HOUSTON — They quibble, joke and share knowing looks, finishing each other's thoughts and making snide comments — like many sisters. But a recent heated argument was unlike any other they've had, and it ended in a most surprising way.
For months, 71-year-old Irma Myers-Santana and her younger sister, Anna Williamson, 69, had been debating who more urgently needed a lung transplant, each wanting the other to go first. Earlier this month, though, the sisters ended up in the same operating room, each getting one lung from the same donor in what doctors at Houston Methodist Hospital say is a first for their facility.
"It's never happened. ... We've transplanted siblings before, but years apart," said Dr. Scott Scheinin, who did Myers-Santana's transplant. "It's a little bit of serendipity."
The sisters both became ill about 10 years ago with idiopathic pulmonary fibrosis, a little-understood scarring of the lungs that often requires a transplant and kills more people than breast cancer every year, said Scheinin.

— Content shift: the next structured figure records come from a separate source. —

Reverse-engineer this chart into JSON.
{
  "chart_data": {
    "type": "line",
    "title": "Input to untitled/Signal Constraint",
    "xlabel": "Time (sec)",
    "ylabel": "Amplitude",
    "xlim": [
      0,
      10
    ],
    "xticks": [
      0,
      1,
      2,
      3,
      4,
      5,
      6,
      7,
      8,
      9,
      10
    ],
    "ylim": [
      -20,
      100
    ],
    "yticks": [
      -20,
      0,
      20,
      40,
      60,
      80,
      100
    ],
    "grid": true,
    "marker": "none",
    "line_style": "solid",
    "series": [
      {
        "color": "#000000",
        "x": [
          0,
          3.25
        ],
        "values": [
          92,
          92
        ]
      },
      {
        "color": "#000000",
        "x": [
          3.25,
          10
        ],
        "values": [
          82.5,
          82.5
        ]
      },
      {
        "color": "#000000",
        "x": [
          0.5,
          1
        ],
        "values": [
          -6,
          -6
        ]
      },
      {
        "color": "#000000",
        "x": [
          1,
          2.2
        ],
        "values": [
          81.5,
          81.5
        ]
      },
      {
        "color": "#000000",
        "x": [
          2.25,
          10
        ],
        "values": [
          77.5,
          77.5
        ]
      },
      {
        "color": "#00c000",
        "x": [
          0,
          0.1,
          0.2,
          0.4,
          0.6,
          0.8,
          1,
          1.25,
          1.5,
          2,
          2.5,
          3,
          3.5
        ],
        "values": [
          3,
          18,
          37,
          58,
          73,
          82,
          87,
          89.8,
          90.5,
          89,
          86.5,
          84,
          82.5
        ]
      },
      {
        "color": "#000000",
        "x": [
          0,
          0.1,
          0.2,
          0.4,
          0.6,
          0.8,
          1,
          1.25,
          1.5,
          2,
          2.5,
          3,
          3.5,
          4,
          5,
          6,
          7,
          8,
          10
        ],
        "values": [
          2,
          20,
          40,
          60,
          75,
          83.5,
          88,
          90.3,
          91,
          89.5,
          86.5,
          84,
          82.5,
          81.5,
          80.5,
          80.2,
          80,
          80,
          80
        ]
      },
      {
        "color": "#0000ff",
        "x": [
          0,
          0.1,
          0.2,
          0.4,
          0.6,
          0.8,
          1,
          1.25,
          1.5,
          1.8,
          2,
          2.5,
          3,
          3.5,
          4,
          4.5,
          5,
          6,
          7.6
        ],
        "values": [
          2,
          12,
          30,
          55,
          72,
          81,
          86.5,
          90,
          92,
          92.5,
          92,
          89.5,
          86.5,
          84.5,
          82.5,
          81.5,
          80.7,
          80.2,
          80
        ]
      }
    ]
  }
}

Doctors, assisted by a computer program, look at blood type, height and severity of illness to match a donor and a transplant patient. The likelihood that Myers-Santana and Williamson would meet all three criteria at the same time was small, Scheinin said.
The sisters' situation was further complicated because they insisted on a "bloodless transplant." They are Jehovah's Witnesses and do not believe in receiving blood transfusions. They live in California, but Houston Methodist Hospital is the only facility in the country that does such transplants.
"The irony of this whole thing is that we're sisters, we're both Jehovah's Witnesses, we have the same blood type and we got (the lungs) from the same donor," Williamson said, her eyes tearing up as she sat next to her sister, able for the first time in years to complete a sentence without coughing.